Villa Straylight Papers - Part IV: Take Your Word, Thief

January 8, 2026 Weyl Team 4 min read

// CUDA //// GPU //// Architecture //// Formal Methods //// Lean //// razorgirl //// Composition //

← Part III: Built Him up From Nothing//← Back to Introduction

Part IV: Take Your Word, Thief

Composition, the Tensor Core Cathedral, and Jensen’s Razor

Composition is the final piece. It’s how you stack layouts:

Global memory → shared memory
Shared memory → register file
Register file → tensor core operand

Each layer is a layout transformation. Composing them gives you the full path from DRAM to silicon.

The algebra of composition

Given layouts A : Coord(S_A) → Offset and B : Coord(S_B) → Offset:

Composition: (B ∘ A)(c) = B(A(c))

But this only works if:

A’s image is contained in B’s coordinate space
The divisibility constraints are preserved

NVIDIA’s documentation introduces LeftDivisible as the admissibility predicate:

def LeftDivisible (A B : Layout) : Prop :=
  ∀ i, B.modes[i].stride ∣ (A.cosize * B.modes[i].stride)

This ensures that composing A then B doesn’t violate the tiling constraints at each level.

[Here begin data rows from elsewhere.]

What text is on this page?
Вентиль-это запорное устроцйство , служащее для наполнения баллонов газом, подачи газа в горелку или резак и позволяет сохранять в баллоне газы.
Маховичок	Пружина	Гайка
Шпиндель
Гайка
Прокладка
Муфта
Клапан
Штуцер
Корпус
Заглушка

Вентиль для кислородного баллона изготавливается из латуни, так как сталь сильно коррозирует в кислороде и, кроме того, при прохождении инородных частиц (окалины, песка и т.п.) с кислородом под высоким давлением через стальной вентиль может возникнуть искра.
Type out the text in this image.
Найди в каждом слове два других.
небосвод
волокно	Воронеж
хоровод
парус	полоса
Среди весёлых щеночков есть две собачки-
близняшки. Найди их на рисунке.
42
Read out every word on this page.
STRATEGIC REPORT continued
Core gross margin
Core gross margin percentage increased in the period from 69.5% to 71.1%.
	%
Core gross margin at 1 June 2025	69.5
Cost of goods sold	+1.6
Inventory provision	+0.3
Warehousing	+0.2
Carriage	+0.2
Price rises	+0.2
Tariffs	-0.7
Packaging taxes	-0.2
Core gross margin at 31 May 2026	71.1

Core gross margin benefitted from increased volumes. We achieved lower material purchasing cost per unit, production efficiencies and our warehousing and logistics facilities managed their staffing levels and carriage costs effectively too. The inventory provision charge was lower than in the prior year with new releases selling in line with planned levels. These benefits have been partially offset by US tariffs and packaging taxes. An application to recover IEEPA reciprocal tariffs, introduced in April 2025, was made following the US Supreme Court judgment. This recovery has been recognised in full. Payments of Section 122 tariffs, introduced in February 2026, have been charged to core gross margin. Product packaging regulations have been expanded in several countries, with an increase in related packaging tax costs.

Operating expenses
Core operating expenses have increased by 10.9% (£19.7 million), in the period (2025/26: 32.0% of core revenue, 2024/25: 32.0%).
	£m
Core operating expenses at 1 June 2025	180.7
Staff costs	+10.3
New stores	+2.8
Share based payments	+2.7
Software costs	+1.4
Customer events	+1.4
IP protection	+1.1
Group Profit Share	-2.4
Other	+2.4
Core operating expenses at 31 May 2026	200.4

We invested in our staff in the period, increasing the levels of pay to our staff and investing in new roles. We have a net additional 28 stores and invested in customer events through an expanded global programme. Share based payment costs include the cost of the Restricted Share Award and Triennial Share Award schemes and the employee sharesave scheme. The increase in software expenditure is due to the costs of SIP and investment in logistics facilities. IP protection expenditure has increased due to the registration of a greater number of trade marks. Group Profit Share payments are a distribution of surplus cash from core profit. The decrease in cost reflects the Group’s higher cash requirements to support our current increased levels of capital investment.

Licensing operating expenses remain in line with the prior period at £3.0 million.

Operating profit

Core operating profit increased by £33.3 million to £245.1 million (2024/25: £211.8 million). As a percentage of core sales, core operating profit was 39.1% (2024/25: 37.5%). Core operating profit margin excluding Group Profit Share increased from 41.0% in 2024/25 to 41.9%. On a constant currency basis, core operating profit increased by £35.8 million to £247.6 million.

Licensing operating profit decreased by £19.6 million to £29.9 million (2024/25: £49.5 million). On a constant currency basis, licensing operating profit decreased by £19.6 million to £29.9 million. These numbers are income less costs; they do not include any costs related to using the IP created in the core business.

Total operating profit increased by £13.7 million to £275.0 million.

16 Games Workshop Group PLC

Why admissibility must be explicit

Consider stacking:

Warp-level tiling: 128×128 tiles in shared memory
Thread-level tiling: 16×16 tiles per thread
Tensor core: 16×16×16 MMA operations

Each level has divisibility requirements. If your warp tile isn’t divisible by your thread tile, you get:

Buffer overruns
Misaligned loads
Incorrect MMA operands
Silent corruption

Lean 4: typed composition

def compose (A B : Layout) (h : LeftDivisible A B) : Layout :=
  sorry -- construction via CuTe's composition rules

theorem compose_sound (A B : Layout) (h : LeftDivisible A B) :
  ∀ c, (compose A B h).eval c = B.eval (A.eval c) :=
  sorry -- proof that composition preserves semantics

The key: You cannot compose layouts without proving LeftDivisible.

Jensen’s Razor (Reprise)

Never attribute to search what can be proven by construction.

NVIDIA gives you:

The theorems (FTTC, IterDomain algebra, divisibility properties)
The documentation (BSD-3-Clause markdown in nvfuser)
The hardware (tensor cores with known constraints)

We give you:

Types that encode the theorems
Proofs that verify the constraints
Error messages that explain what went wrong

The Blade

-- This compiles:
def validKernel : CUDAKernel :=
  let globalLayout := (128, 128) : (128, 1)
  let smemLayout := (16, 8) : (8, 1)  -- proof: 16*8 ∣ 128*128 ✓
  let regLayout := (16, 16) : (16, 1)  -- proof: 16*16 ∣ 16*8 ✓
  compile (compose (compose globalLayout smemLayout ?h1) regLayout ?h2)

-- This doesn't:
def invalidKernel : CUDAKernel :=
  let globalLayout := (128, 128) : (128, 1)
  let smemLayout := (17, 7) : (7, 1)   -- Error: 17*7 ∤ 128*128
  compile (compose globalLayout smemLayout ?proof)
  --                                     ^^^^^^
  --                                     failed to synthesize

Coda

“Take your word, thief.” He jacked.

Appendix: Key Documents Referenced

The nvfuser documentation studied includes:

doc/reading/tma-modeling-in-depth.md — The Fundamental Theorem of TMA Correctness
doc/reading/divisibility-of-split.md — Weak and strong correctness models
doc/reading/iterdomain.md — Mathematical theory of IterDomain transformations
doc/dev/tma.md — TMA scheduling tutorial with box/tile definitions
doc/dev/cute_tv_layout.md — CuTe Thread-Value layout construction
doc/math/integer-division.md — 35+ theorems about Euclidean and truncation division
doc/math/abstract-algebra.md — Algebraic structures underlying integer arithmetic

All BSD-3-Clause licensed. All waiting to be encoded as types.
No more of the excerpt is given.